Statistics Seminar（2014-08）

Topic:Inference on Moment Inequalities with Unknown Functions

Speaker:Shengjie Hong, Tsinghua University

Time:Thursday, 3 April, 14:00-15:00

Location:Room 217, Guanghua Building 2

Abstract:In this paper, we consider inference on conditional moment inequalities, in which the unknown parameter may contain infinite-dimensional components. We propose using the sieve minimum of a Kolmogorov-Smirnov type statistic as the test statistic, and derive its asymptotic distribution. A penalized bootstrap procedure, which incorporates a moment selection mechanism, is developed to get critical values. Our methods are robust to partial identification, and allow for the moment functions to be nonsmooth. We extend Hong’s (2012) analysis on conditional moment equalities in the following two directions: First, by allowing for moment inequality constraints, our inference method has a lot more applications; Second, the consistency of our test holds uniformly over a broad family of data generating processes.

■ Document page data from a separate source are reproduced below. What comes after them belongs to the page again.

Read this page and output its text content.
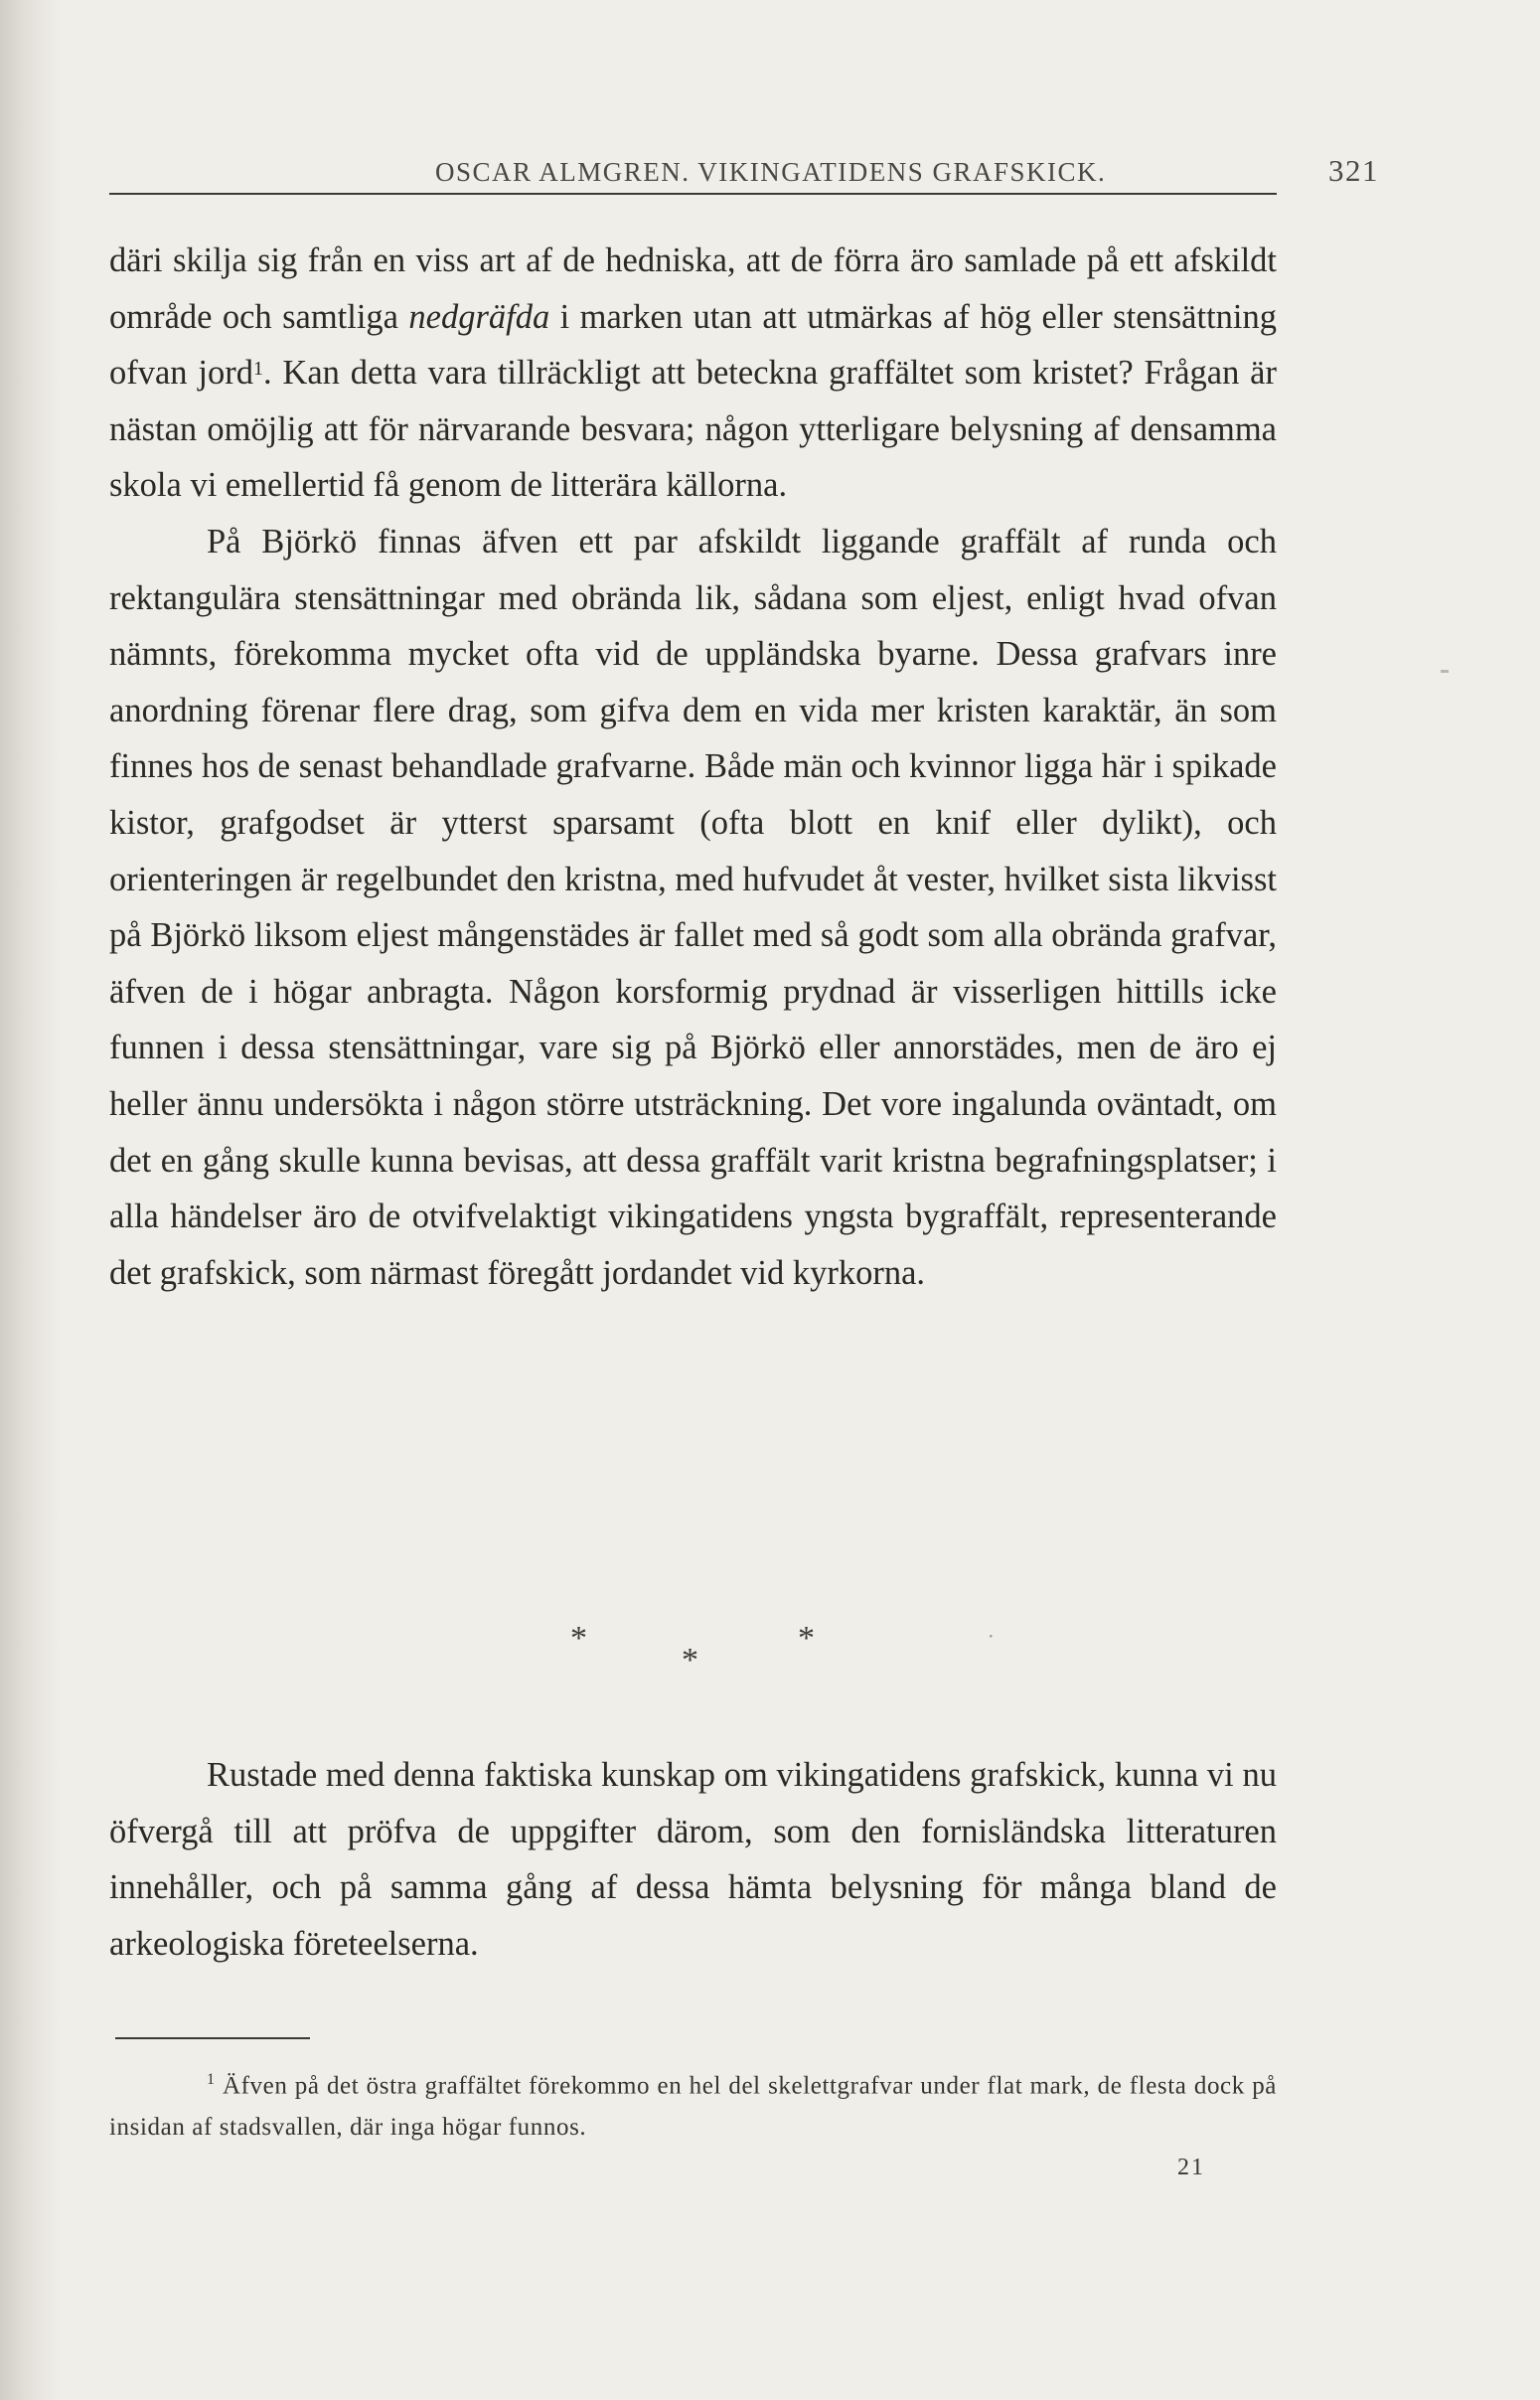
OSCAR ALMGREN. VIKINGATIDENS GRAFSKICK.	321

däri skilja sig från en viss art af de hedniska, att de förra äro samlade på ett afskildt område och samtliga nedgräfda i marken utan att utmärkas af hög eller stensättning ofvan jord$^1$. Kan detta vara tillräckligt att beteckna graffältet som kristet? Frågan är nästan omöjlig att för närvarande besvara; någon ytterligare belysning af densamma skola vi emellertid få genom de litterära källorna.

På Björkö finnas äfven ett par afskildt liggande graffält af runda och rektangulära stensättningar med obrända lik, sådana som eljest, enligt hvad ofvan nämnts, förekomma mycket ofta vid de uppländska byarne. Dessa grafvars inre anordning förenar flere drag, som gifva dem en vida mer kristen karaktär, än som finnes hos de senast behandlade grafvarne. Både män och kvinnor ligga här i spikade kistor, grafgodset är ytterst sparsamt (ofta blott en knif eller dylikt), och orienteringen är regelbundet den kristna, med hufvudet åt vester, hvilket sista likvisst på Björkö liksom eljest mångenstädes är fallet med så godt som alla obrända grafvar, äfven de i högar anbragta. Någon korsformig prydnad är visserligen hittills icke funnen i dessa stensättningar, vare sig på Björkö eller annorstädes, men de äro ej heller ännu undersökta i någon större utsträckning. Det vore ingalunda oväntadt, om det en gång skulle kunna bevisas, att dessa graffält varit kristna begrafningsplatser; i alla händelser äro de otvifvelaktigt vikingatidens yngsta bygraffält, representerande det grafskick, som närmast föregått jordandet vid kyrkorna.

*
*
*	·

Rustade med denna faktiska kunskap om vikingatidens grafskick, kunna vi nu öfvergå till att pröfva de uppgifter därom, som den fornisländska litteraturen innehåller, och på samma gång af dessa hämta belysning för många bland de arkeologiska företeelserna.

$^1$ Äfven på det östra graffältet förekommo en hel del skelettgrafvar under flat mark, de flesta dock på insidan af stadsvallen, där inga högar funnos.

21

Keywords:Conditional moment inequalities, identification set, model specification

test, confidence set, bootstrap.

Jel Classification:C12; C14

About the speaker:Shengjie Hong, Assistant Professor of Economics at the Tsinghua University. He received his Ph.D. in Economics from the University of Wisconsin-Madison in 2012. His main fields of research are econometric theory and applied econometrics. His current work is focused on semiparametric identification and moment inequality models.